We’ll end with a quote from TheOcho that’s going to resonate strongly with MMORPG fans:
“City of Heroes came about in a time where MMOs were still able to be developed with reasonable budgets and with that came about a lot more creative freedom and far less economic pressures to have mass market success. This led to far more interesting ideas and unique ways to play, something which is definitely missing these days. I’ve worked on more than 30 MMOs at this point, and the vast majority of them were functionally the same game. Different themes and powers, different systems, but all basically the same. […] The economic reality is that CoH couldn’t be made today.

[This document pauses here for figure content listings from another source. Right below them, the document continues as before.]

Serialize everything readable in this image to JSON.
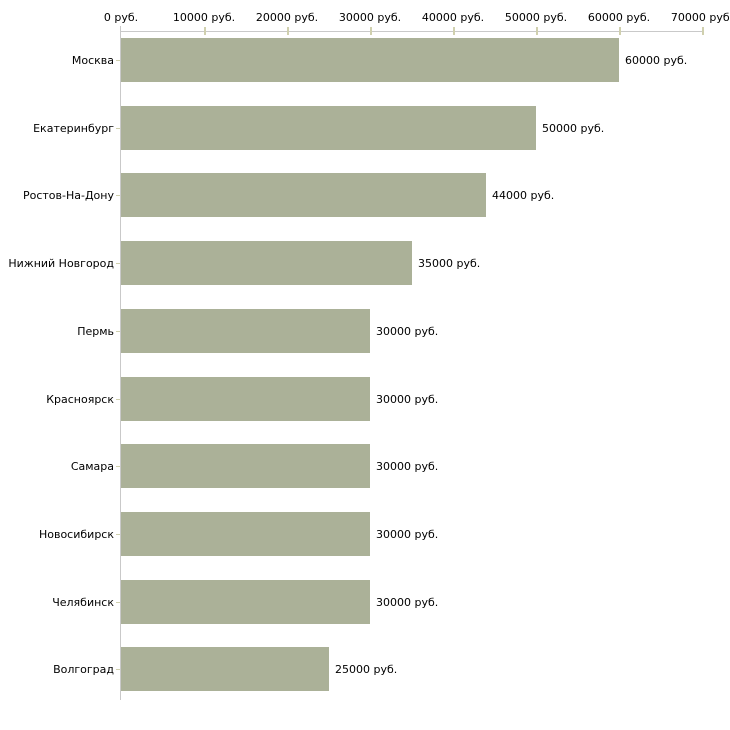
{
  "chart_data": {
    "type": "bar",
    "orientation": "horizontal",
    "title": "",
    "categories": [
      "Москва",
      "Екатеринбург",
      "Ростов-На-Дону",
      "Нижний Новгород",
      "Пермь",
      "Красноярск",
      "Самара",
      "Новосибирск",
      "Челябинск",
      "Волгоград"
    ],
    "values": [
      60000,
      50000,
      44000,
      35000,
      30000,
      30000,
      30000,
      30000,
      30000,
      25000
    ],
    "value_labels": [
      "60000 руб.",
      "50000 руб.",
      "44000 руб.",
      "35000 руб.",
      "30000 руб.",
      "30000 руб.",
      "30000 руб.",
      "30000 руб.",
      "30000 руб.",
      "25000 руб."
    ],
    "unit": "руб.",
    "x_axis": {
      "position": "top",
      "min": 0,
      "max": 70000,
      "tick_values": [
        0,
        10000,
        20000,
        30000,
        40000,
        50000,
        60000,
        70000
      ],
      "tick_labels": [
        "0 руб.",
        "10000 руб.",
        "20000 руб.",
        "30000 руб.",
        "40000 руб.",
        "50000 руб.",
        "60000 руб.",
        "70000 руб."
      ]
    },
    "grid": false,
    "legend": false,
    "colors": {
      "bar": "#abb198",
      "axis_line": "#c9c9c9",
      "tick": "#d0d0ae",
      "text": "#000000",
      "background": "#ffffff"
    }
  }
}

Game development has become exponentially more expensive, and the profit margins have shrunk tremendously. Games either have to be massive AAA blockbusters or small indie affairs. CoH is both too big a game to be developed by a small indie team, and too niche a game to reach the size of audience that supporting the team would require. It’s an unfortunate state of being; my hope is that advancements in tools continues to be able to make something like CoH possible again someday.”
Again, I just trimmed a 42000-word Q&A into my favorite 1300 – the whole thing is worth a read. Happy birthday, City of Heroes.